Although Earth Day was officially Saturday, the Navy picked Friday to get a head start, beginning with a base-wide litter cleanup in the morning.
That was followed by a tree planting near the barracks at Ault Field attended by Capt. Geoff Moore, the base’s commanding officer.
More than two dozen sailors also went to Deception Pass to clean up hiking trails.
“Earth Day is important; it signifies our rejuvenation for spring,” Moore said.
“This year’s theme is ‘Building Strength Through Stewardship.’ I don’t think there’s a base in the nation that does it better than us.”
NAS Whidbey has been a longtime award winner for its environmental protection activities. Most recently, the base won the 2016 Navy Community Service Award for Environmental Stewardship.
“It’s good to stop for a little while and raise the awareness of what’s going on, even just picking up trash,” said Jason Killian, who works with the Public Works Department on the base.
“Also, hopefully it increases awareness that you should do this every day, not just when it’s scheduled.”
Killian watched as Moore and others planted a northern red oak near a newly built recreational gazebo between barracks.
The hardy tree can live between 200-400 years, said Phil Derise, an environmental protection specialist with Public Works.
This was the 22nd year that military and civilians at NAS Whidbey took time out of their day to engage in activities in support of Earth Day.
“I did this in Texas for seven or eight years and that’s a hard state to do environmental in because it’s brown and flat and there are no trees,” Derise said.
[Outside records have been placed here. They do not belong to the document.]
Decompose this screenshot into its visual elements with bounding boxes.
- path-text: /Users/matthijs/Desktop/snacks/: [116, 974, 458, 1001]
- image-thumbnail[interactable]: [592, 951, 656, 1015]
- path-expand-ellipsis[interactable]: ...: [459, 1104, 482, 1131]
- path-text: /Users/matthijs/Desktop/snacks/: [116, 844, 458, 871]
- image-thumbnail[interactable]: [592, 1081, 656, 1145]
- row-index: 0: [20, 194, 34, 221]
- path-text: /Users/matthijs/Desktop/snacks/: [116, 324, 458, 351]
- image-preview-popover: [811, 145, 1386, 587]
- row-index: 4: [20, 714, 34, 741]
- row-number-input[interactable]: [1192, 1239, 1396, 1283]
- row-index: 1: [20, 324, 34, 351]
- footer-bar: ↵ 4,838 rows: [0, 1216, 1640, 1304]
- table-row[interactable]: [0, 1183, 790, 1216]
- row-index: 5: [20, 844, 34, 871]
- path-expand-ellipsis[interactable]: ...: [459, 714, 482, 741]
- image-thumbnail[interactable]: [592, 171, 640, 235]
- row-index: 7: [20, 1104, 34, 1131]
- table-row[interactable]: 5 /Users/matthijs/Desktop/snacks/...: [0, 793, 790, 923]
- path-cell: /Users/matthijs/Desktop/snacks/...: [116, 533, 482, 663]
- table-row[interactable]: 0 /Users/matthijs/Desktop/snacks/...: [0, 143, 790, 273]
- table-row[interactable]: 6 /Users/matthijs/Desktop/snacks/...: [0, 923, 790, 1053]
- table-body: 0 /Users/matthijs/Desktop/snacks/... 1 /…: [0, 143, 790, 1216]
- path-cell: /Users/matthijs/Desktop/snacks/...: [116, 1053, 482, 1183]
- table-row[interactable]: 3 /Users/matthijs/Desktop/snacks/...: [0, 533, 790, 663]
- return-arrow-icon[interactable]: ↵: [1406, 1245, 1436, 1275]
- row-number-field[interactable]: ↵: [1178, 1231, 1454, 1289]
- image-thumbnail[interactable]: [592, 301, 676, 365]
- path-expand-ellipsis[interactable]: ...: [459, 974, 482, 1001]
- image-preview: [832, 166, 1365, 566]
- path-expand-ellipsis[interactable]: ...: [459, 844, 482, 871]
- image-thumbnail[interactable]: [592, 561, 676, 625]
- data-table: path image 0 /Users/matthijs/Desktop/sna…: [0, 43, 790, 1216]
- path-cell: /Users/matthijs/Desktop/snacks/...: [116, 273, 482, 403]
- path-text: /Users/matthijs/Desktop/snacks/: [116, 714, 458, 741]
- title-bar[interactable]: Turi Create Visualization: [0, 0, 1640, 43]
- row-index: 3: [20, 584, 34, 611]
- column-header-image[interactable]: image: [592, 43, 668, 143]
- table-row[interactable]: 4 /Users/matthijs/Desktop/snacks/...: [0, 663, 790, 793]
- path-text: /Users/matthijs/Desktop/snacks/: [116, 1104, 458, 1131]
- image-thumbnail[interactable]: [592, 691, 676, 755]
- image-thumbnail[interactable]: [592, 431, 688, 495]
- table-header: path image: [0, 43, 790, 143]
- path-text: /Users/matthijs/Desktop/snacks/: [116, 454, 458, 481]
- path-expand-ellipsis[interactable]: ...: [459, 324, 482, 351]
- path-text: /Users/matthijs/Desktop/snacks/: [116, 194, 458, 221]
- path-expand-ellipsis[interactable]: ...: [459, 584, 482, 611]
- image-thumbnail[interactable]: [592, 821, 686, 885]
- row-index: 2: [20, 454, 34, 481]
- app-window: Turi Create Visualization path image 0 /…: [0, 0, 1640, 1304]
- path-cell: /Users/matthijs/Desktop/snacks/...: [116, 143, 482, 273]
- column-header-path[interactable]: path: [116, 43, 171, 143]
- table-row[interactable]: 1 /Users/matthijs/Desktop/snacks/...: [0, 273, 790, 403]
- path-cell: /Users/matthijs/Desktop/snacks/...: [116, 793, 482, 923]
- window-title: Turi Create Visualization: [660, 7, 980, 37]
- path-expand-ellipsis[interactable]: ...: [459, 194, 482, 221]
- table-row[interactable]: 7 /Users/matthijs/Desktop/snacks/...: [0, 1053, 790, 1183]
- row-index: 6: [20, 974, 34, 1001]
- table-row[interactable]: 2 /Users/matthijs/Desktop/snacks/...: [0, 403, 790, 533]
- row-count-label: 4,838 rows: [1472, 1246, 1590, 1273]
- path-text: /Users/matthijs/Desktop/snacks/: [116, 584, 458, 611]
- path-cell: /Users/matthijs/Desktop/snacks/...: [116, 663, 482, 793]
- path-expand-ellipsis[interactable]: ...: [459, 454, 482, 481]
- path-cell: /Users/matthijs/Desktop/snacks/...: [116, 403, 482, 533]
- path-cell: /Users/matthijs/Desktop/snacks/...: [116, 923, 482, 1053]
“Here, it’s green. It’s nice. It’s beautiful. It’s very easy to sell environmental here. Why wouldn’t you want to come outside?”
Still, as some learned during the Dumpster Dive event, helping the planet can be a dirty job. At least a smelly one.
But it also can be rewarding.
For the fiscal year 2016, NAS Whidbey diverted 71 percent of trash from the waste stream, according to Mike Grant, the integrated solid waste operations manager at Navy Whidbey Recycle. That accounted for a savings of more than $1 million that it would have cost to transport to a landfill off-island.
Yard waste from the base and food waste from the Admiral Nimitz Hall, Navy Exchange and Commissary go to an extensive composting system in place at the air station.